490. A dispensa de reexame necessário, quando o valor da condenação ou do direito controvertido for inferior a sessenta salários mínimos, não se aplica a sentenças ilíquidas.
(STJ, Súmula, v. 490, j. 28/06/2012)
Deve-se conhecer o reexame necessário neste processo.
MÉRITO
Os pontos controvertidos no plano recursal restringem-se:
- ao reconhecimento de tempo rural nos períodos de 25/04/1966 a 19/05/1976 e de 15/02/1977 a 25/10/1982;
- à concessão do benefício de aposentadoria por tempo de contribuição;
- à data inicial dos efeitos financeiros do benefício;
- à isenção do INSS do pagamento das custas judiciais.

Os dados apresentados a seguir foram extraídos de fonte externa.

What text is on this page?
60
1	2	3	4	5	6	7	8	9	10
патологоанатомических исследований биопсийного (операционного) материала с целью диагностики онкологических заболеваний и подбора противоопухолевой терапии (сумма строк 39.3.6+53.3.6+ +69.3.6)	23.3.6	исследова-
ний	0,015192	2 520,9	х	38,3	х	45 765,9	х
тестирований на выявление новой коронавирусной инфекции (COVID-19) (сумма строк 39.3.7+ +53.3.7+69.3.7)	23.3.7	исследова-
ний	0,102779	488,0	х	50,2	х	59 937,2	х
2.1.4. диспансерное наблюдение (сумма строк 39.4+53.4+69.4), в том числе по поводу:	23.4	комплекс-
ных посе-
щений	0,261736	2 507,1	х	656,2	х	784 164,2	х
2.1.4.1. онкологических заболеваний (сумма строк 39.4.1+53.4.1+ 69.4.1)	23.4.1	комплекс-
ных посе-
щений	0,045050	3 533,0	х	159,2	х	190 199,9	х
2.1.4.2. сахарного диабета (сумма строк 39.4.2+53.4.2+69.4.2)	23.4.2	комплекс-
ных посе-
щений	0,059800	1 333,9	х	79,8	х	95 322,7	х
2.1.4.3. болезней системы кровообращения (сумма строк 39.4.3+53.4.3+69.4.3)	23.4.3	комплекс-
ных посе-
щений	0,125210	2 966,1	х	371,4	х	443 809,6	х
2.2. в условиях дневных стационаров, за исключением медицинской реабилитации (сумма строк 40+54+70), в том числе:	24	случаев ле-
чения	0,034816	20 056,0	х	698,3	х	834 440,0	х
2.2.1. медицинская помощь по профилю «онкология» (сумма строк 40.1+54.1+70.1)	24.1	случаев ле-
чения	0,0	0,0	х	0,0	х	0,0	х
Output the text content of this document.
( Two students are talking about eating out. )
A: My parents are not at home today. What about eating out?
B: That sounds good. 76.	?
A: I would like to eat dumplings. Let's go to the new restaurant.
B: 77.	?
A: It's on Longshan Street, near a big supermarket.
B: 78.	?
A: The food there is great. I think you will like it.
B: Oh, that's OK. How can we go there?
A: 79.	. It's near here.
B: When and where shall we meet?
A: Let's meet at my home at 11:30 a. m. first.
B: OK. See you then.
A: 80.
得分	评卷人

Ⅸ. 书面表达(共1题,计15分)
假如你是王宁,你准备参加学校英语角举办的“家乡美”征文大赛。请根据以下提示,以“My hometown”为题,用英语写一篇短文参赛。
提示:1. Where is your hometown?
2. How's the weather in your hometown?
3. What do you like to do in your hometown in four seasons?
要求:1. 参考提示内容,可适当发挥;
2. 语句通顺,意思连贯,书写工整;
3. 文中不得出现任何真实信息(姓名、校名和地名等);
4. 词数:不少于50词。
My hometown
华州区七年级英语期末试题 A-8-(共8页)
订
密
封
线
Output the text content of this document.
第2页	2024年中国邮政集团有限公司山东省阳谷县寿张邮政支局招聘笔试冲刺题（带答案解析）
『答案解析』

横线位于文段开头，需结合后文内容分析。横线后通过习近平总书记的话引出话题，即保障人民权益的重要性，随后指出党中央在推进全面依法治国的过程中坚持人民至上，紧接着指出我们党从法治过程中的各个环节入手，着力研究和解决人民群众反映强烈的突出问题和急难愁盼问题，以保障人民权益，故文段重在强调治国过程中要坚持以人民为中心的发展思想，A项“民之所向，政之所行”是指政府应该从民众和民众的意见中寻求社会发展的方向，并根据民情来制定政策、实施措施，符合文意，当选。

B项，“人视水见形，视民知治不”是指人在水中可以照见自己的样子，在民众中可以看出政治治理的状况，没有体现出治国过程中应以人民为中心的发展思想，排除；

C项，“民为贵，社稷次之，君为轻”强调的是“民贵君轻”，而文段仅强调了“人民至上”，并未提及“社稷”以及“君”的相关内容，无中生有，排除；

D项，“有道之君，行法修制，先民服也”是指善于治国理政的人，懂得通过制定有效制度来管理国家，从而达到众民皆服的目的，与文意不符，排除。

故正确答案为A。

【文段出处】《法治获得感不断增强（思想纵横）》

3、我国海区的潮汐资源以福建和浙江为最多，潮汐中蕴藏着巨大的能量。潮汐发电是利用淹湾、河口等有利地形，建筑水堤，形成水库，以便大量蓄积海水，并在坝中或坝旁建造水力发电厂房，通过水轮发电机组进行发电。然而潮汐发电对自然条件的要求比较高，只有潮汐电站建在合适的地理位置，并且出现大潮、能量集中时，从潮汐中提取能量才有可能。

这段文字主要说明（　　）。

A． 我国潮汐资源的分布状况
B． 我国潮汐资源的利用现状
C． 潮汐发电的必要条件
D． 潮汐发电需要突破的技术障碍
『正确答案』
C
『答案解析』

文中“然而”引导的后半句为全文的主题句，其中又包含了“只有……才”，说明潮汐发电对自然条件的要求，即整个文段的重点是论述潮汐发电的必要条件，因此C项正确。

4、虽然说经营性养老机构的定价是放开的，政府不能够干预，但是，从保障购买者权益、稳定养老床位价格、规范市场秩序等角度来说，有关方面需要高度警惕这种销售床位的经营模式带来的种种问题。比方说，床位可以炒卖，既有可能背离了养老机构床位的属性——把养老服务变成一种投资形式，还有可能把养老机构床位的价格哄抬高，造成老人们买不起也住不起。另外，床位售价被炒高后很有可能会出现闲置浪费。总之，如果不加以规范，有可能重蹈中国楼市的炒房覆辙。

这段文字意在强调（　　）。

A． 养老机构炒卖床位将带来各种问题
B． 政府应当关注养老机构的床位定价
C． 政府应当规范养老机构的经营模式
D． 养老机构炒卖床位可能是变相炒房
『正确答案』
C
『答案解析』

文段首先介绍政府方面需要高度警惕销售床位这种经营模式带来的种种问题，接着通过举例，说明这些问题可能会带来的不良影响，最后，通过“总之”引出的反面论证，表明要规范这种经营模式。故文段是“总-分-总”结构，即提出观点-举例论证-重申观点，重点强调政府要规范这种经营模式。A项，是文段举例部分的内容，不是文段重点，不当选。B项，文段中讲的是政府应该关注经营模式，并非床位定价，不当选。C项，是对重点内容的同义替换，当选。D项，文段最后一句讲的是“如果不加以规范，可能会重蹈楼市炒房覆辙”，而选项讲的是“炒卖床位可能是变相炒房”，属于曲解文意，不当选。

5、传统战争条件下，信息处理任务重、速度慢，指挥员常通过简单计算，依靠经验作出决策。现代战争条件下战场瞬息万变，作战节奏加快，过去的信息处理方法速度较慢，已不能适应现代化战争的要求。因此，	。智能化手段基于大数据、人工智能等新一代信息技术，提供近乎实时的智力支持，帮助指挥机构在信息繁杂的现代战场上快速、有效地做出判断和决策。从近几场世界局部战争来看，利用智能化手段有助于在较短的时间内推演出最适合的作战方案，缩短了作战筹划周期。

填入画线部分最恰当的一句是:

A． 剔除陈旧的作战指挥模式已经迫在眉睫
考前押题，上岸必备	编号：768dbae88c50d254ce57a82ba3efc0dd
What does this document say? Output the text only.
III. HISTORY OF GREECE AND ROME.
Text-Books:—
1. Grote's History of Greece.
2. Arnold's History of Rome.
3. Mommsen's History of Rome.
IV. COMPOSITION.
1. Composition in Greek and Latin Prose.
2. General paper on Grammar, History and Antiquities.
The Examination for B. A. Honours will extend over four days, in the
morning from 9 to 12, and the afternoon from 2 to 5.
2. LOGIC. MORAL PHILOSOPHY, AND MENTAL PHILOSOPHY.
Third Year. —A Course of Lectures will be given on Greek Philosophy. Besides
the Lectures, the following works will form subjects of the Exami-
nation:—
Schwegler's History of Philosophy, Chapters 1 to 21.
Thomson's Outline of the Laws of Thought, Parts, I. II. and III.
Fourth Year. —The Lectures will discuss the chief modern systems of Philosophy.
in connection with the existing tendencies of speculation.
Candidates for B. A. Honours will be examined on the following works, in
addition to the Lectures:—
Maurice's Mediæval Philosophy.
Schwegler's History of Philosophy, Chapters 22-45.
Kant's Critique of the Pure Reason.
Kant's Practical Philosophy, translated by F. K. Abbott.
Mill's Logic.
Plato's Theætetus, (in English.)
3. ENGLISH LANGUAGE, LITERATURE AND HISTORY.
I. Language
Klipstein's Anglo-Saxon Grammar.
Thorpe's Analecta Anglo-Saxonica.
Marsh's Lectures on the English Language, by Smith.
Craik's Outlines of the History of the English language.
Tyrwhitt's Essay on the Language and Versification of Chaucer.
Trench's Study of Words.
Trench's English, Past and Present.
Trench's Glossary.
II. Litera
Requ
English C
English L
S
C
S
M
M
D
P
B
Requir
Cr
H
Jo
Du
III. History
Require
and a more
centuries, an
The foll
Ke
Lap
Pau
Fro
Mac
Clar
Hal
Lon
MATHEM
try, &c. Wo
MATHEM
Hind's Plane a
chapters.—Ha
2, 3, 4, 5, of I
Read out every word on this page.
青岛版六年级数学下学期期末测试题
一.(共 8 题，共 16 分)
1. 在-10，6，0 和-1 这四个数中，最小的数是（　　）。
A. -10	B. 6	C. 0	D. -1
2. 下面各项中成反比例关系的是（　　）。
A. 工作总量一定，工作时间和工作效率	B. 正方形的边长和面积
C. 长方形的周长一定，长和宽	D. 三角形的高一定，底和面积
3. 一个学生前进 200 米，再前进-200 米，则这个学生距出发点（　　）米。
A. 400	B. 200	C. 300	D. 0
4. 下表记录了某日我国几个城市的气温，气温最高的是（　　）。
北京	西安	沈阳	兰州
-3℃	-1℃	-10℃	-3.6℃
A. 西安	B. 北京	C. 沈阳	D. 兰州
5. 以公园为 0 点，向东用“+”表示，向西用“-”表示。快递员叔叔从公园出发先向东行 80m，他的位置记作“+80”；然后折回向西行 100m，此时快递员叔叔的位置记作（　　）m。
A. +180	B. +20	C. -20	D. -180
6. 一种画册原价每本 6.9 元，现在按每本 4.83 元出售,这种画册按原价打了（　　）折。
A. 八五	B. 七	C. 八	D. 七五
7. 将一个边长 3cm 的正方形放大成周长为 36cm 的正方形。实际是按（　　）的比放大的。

TEMPO DE SERVIÇO RURAL - ECONOMIA FAMILIAR
CONSIDERAÇÕES GERAIS
O aproveitamento do tempo de atividade rural exercido até 31 de outubro de 1991 - independentemente do recolhimento das respectivas contribuições previdenciárias e exceto para efeito de carência - está expressamente autorizado e previsto pelo art. 55, § 2º, da Lei n.º 8.213/91, e pelo art. 127, inc. V, do Decreto n.º 3.048/99. Quando exercido em regime de economia familiar, aproveita tanto ao arrimo de família quanto aos demais membros do grupo familiar que com ele laboram, porquanto a todos estes integrantes foi estendida a condição de segurado, nos termos do art. 11, inc. VII, da lei previdenciária (STJ, REsp 506.959/RS, 5ª Turma, Rel. Min. Laurita Vaz, DJU de 10/11/2003).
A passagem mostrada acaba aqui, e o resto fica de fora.